Construire des usines a toujours été la volonté des élus ; mais il est arrivé que ces mêmes élus ont ordonné la destruction des dites usines, pour des raisons pas trop raisonnables. C’était en 1723…
Sainte-Ménehould était en pleine reconstruction, après le terrible incendie de 1719 qui avait ravagé presque entièrement la ville basse. Jean Vauthier, un riche marchand et propriétaire d’une maison en ville, eut l’idée de faire construire un four à verre. Le succès des verreries de la vallée de la Biesme lui avait certainement donné des idées. L’intendant de la province (délégué qui exerçait l’inspection au nom du roi sur les divers services généraux), après avoir demandé l’avis de son subdélégué, désigna par ordonnance un terrain situé en un lieu appelé « Bélair [1] », à l’extrémité du faubourg de Verrières, pour la construction de l’usine.
Le four à verre fut construit. Composé de quatre ouvreaux (ouvertures pratiquées dans les fours pour y recueillir le verre en fusion), il occupait beaucoup d’ouvriers, lorsqu’un dénommé Arnould, un autre marchand de la ville, annonça que le terrain lui appartenait et voulut le récupérer. Il dit aussi qu’aucune vente n’avait été faite.

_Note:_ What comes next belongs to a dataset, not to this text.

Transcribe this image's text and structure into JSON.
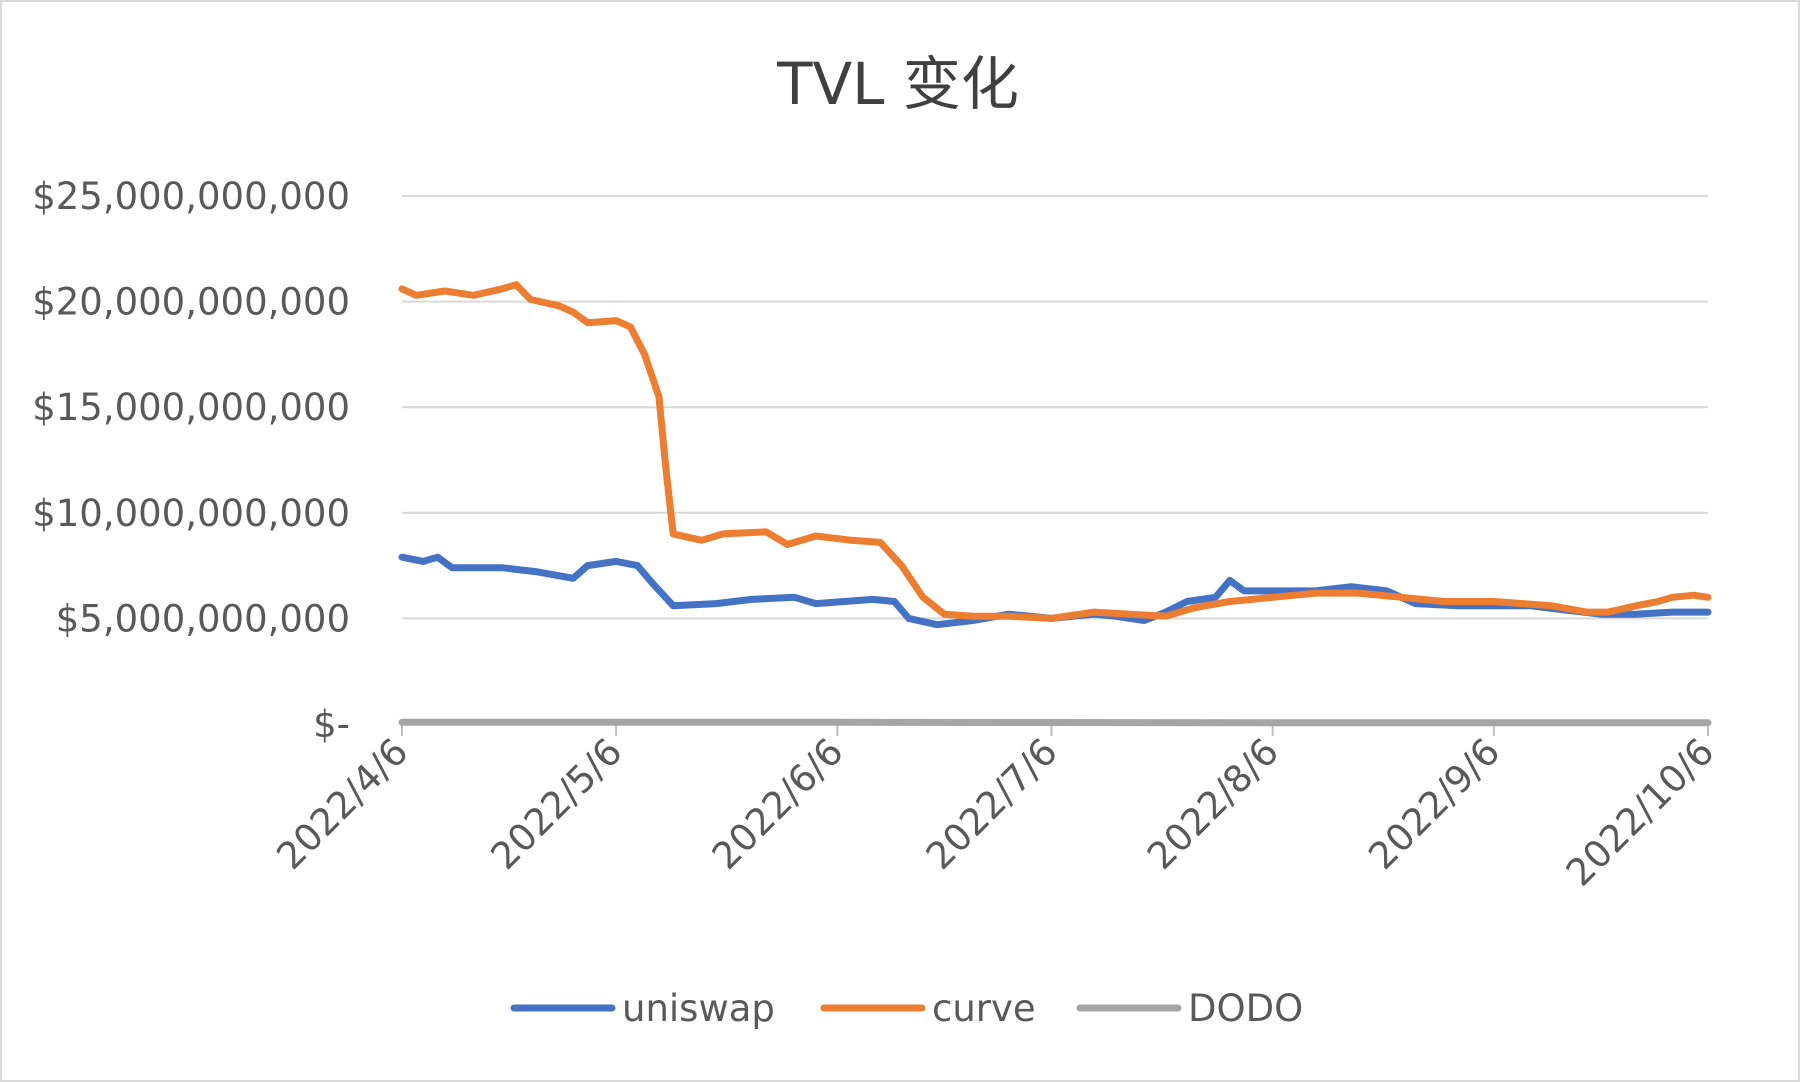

Tout aurait pu s’arranger si les gentilshommes verriers de la vallée de la Biesme ne s’étaient mêlés de l’affaire en démontrant que cette verrerie leur faisait concurrence et que leurs ancêtres, depuis deux siècles, avaient construit des fours à grands frais, avec des privilèges accordés par les souverains. De plus, et cela fut certainement le plus important, ils dirent que permettre l’installation d’un four à verre dans un canton où il n’y avait pas, comme dans le Clermontois, des droits d’entrée à payer (la Lorraine n’était pas encore dans le royaume de France, ce qui se fera en 1766) c’était anéantir leur commerce et les ruiner…
Le Prince de Condé, seigneur du Comté de Clermont, soutint les gentilshommes verriers et dit que l’intendant n’aurait pas dû prendre une telle ordonnance, surtout sur simple avis de son subdélégué. Des lettres-patentes de sa majesté auraient été indispensables.

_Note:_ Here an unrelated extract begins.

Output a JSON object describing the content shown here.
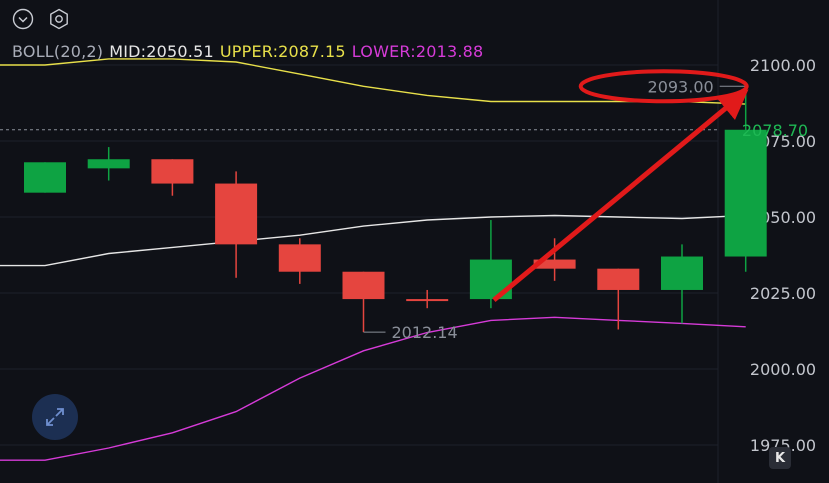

Et voilà que l’histoire se transforma en affaire d’hommes. Le subdélégué était en effet le beau-frère de l’associé de Vauthier et, concernant ses relations avec le maire…

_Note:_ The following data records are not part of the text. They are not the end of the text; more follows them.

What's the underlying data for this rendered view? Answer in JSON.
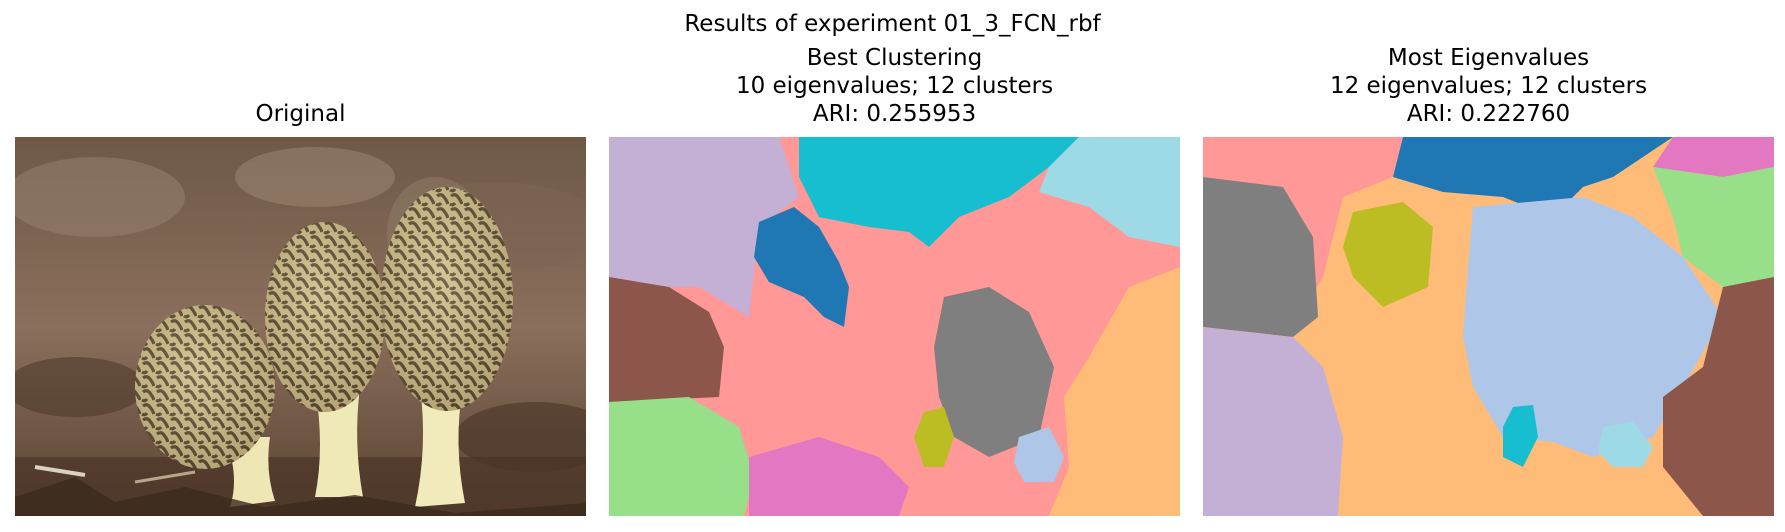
{
  "figure": {
    "suptitle": "Results of experiment 01_3_FCN_rbf"
  },
  "panels": [
    {
      "title_lines": [
        "Original"
      ]
    },
    {
      "title_lines": [
        "Best Clustering",
        "10 eigenvalues; 12 clusters",
        "ARI: 0.255953"
      ]
    },
    {
      "title_lines": [
        "Most Eigenvalues",
        "12 eigenvalues; 12 clusters",
        "ARI: 0.222760"
      ]
    }
  ],
  "colors": {
    "tab_blue": "#1f77b4",
    "tab_cyan": "#17becf",
    "tab_lightcyan": "#9edae5",
    "tab_lilac": "#c5b0d5",
    "tab_salmon": "#ff9896",
    "tab_orange": "#ffbb78",
    "tab_brown": "#8c564b",
    "tab_gray": "#7f7f7f",
    "tab_green": "#98df8a",
    "tab_pink": "#e377c2",
    "tab_olive": "#bcbd22",
    "tab_lightblue": "#aec7e8"
  }
}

Mais cette usine, préjudiciable pour certains, était bien entendu très utile pour la ville, pour l’emploi. Mais ce mot n’avait pas, au XVIIIème siècle, la « force » qu’il a aujourd’hui. Et quelle position prit le maire, dira-t-on ? Eh bien, lui et ses échevins (conseillers) envoyèrent au Prince de Condé un écrit qui disait que cette usine était nuisible pour le bien public.
Vauthier offrit d’indemniser le propriétaire du terrain et le Prince de Condé « en lui payant le tiers au-delà de ce que les verreries du Clermontois lui payaient », montra des lettres de négociants et de seigneurs propriétaires de vignes qui attestaient que les bouteilles de son usine étaient de meilleure qualité que celles fabriquées en Lorraine. En vain, par arrêté du 15 mars 1724, Vautier fut condamné à démolir sa verrerie et à payer deux cents livres de dommages et intérêts à Arnould. Interdiction fut faite de construire une autre verrerie sans la permission de sa majesté (Louis XV).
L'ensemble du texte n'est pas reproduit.